4.       Inverse Leverage ETFs show remarkable resilience.   For the QTD, flows into these products total $1.7 billion, led by products which short small cap stocks, crude oil, the S&P 500, gold mining stocks, and NASDAQ names.

5.       That said, straight-up exposure is still the overwhelming driver of ETF flows.  Drilling down one decimal point, unlevered ETFs of all stripes (bonds, stocks, commodities, etc.) have drawn $57.7 billion of the total $58.7 billion in ETF flows this quarter.

6.       The hot sectors this quarter were Basic Materials, Technology and Health Care, each with over $2 billion of fresh money.

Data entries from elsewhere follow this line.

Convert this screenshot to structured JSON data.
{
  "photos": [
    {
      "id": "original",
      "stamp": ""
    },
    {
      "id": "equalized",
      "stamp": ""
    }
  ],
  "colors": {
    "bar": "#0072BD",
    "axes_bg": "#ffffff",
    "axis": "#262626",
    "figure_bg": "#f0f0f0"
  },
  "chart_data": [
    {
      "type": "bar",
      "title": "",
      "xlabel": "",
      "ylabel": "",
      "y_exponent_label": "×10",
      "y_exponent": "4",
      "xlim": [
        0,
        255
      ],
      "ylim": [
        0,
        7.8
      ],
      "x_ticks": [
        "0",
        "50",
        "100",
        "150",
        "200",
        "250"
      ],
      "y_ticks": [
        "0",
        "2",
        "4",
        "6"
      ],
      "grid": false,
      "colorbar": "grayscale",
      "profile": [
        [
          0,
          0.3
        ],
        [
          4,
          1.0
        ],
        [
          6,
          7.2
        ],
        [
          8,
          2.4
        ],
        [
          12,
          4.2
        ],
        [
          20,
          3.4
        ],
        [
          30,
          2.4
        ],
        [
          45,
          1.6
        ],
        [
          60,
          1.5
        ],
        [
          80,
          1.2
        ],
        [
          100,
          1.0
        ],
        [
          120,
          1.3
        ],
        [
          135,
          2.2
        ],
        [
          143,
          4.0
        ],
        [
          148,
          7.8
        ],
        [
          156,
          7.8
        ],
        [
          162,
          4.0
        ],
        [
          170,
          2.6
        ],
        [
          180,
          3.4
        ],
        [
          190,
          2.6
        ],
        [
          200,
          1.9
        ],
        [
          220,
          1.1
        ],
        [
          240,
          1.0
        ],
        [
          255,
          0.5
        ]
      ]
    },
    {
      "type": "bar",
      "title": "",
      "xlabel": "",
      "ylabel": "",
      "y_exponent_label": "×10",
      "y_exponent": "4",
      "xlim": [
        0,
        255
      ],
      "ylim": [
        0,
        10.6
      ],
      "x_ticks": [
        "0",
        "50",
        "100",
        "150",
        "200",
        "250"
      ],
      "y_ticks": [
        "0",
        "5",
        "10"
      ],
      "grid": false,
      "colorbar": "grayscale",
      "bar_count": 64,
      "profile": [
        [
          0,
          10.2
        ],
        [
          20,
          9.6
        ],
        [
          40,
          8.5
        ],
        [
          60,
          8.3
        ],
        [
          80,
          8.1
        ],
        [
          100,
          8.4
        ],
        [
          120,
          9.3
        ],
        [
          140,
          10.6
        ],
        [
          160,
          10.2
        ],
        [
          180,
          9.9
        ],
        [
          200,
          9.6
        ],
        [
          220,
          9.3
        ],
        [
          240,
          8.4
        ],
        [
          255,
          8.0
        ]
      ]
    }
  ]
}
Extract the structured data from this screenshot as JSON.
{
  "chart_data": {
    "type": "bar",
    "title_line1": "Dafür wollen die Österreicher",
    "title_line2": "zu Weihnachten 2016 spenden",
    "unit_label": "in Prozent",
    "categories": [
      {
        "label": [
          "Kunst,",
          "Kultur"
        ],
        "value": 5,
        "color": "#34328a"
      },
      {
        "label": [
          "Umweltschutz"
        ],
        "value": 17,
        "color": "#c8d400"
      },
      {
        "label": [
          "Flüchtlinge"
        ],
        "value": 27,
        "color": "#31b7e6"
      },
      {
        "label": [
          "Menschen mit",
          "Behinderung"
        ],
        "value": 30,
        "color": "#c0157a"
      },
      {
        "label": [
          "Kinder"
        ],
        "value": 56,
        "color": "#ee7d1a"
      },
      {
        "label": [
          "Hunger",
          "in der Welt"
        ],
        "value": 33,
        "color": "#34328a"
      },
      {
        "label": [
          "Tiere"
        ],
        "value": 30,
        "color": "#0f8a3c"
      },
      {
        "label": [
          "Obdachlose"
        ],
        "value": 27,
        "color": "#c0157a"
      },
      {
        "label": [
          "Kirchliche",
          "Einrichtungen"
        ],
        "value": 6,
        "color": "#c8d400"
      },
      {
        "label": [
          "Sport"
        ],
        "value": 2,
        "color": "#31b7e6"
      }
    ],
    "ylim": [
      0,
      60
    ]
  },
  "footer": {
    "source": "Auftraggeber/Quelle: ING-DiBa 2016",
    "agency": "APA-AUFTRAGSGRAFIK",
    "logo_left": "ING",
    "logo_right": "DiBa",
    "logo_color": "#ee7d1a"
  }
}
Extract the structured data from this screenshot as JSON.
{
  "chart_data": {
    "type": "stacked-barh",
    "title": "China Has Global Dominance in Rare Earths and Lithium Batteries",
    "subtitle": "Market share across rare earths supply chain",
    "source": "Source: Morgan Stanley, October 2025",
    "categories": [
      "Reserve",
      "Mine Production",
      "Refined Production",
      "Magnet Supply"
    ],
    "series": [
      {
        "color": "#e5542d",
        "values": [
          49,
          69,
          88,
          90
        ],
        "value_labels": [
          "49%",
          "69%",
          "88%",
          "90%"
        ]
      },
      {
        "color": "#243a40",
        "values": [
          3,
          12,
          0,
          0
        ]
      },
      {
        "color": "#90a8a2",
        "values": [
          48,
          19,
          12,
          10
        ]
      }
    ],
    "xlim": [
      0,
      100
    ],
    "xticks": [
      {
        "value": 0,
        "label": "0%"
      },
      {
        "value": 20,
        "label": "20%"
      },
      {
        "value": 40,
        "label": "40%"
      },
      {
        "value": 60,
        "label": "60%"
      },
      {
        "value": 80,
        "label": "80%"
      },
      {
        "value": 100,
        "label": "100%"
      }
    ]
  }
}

7.       On the not-so-hot side, financials and energy are losing traction with ETF investors after a strong first half.  Financials: $1.6 billion QTD, almost $7 billion YTD.  Energy: $1.2 billion QTD, $4.3 billion YRD>

8.       Stone cold: Industrials, which only garnered $29 million in fresh capital this quarter after $1.5 billion of inflows in the first half.  Left for dead: utilities, but that has been the case most of the year.  Negative $65 million QTD and negative $129 million for all of 2013.

9.       Actively managed funds – mostly fixed income at this point – continue to plow along raising small amounts of capital with $326 million for the quarter.  This will – eventually – be the next large growth area of ETFs.

10.   The final quarter is going to be bumpy.  Not in our helpful table but still useful is the one-week ETF money flows: negative $89 million.  It’s not unusual for ETFs to have down weeks for flows, of course.  And in the context of the post-FOMC sell-off, such a small number doesn’t really indicate much.  Over the last several years total ETF flows have run about $150-200 billion annually.  By that measure there is still a remaining $20 – 70 billion left to show up between now and December 31st.  How and when it comes will certainly have a say in whether we’ve seen the highs for stocks in 2013, or have one last hurrah.